Similarly, “if you don’t like how your portfolio is behaving you can use this as a de facto stress test and say ‘What do I need to do to redeploy possibly some parts of my portfolio so it’s not as sensitive to these market moves?’’

But Bishop is advising clients “not to necessarily make trades” if they identify problem spots in their portfolios during the course of this current selloff because they may be overacting in the heat of it.

Brad Lineberger, president and founder of Seaside Wealth Management based in Carlsbad, Calif., is going one step further. He is advising clients not to even log into their investment accounts. 

“The more we look at our investments, the more tempted we are to take action and want to try to do something about it when oftentimes the best strategy is not to be taking action at times like this,” he said.

That said, “if days like today have people so uncomfortable that they can’t help but do something that potentially could blow up their long-term planning,” they may want to “rethink their asset allocation for the long-term.”

Should you reconsider investing in Chinese-based companies?

“Historically the emerging markets, specifically China have been a very volatile asset class,” Lineberger said. That’s why he has always encouraged investors to allocate most of their portfolios in U.S.-based stocks or bonds.

Bishop sees Evergrande as yet another reason to steer away from investing in Chinese companies.

For starters, he does not trust the Chinese government-published economic data such as the country’s gross domestic product growth. “We have no idea if those numbers are true,” said Bishop. 

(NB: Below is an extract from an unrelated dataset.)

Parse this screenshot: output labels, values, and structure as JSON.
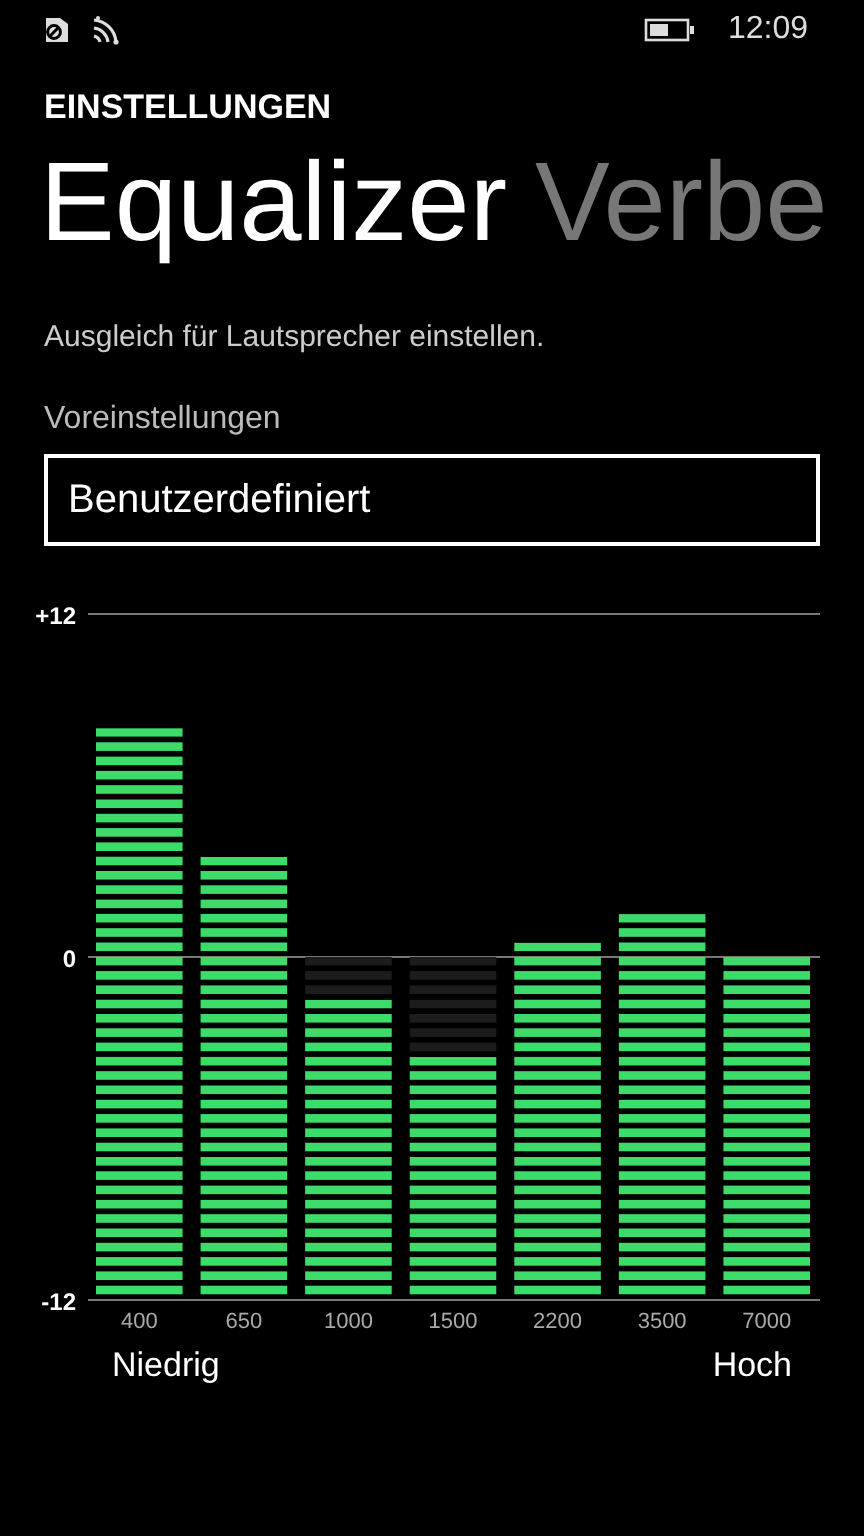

“‘Historically the emerging markets, specifically China have been a very volatile asset class.’”

— Brad Lineberger, president and founder of Seaside Wealth Management

If the majority of your portfolio is exposed to China “you’re putting a lot of faith in the Chinese Communist Party and that they’re going to be a good actor in the world community.”

As MarketWatch columnist Therese Poletti wrote in July: “This is your final warning — Chinese stocks listed in the U.S. are dangerous to hold.”

“While passive investors face risks, the real hurt could be reserved for retail investors who bet big on momentum stocks like Pinduoduo, NIO Inc. 
NIO,
+0.11%

 or a whole host of other Chinese companies. Some investors may already be starting to get nervous,” she wrote.

What’s more, several bearish investors have noted that plummeting iron ore prices are portentous signs of slowing growth in China, which could have implications for the growth of the global economy. 

The two economies are linked. For example, a slowdown in China would increase the likelihood of a recession in the U.S. next year, according to Jay Hatfield, chief executive officer and founder of Infrastructure Capital Advisors in New York.

“It’s okay to have exposure to China,” Bishop said, “but I wouldn’t put my retirement viability in China.”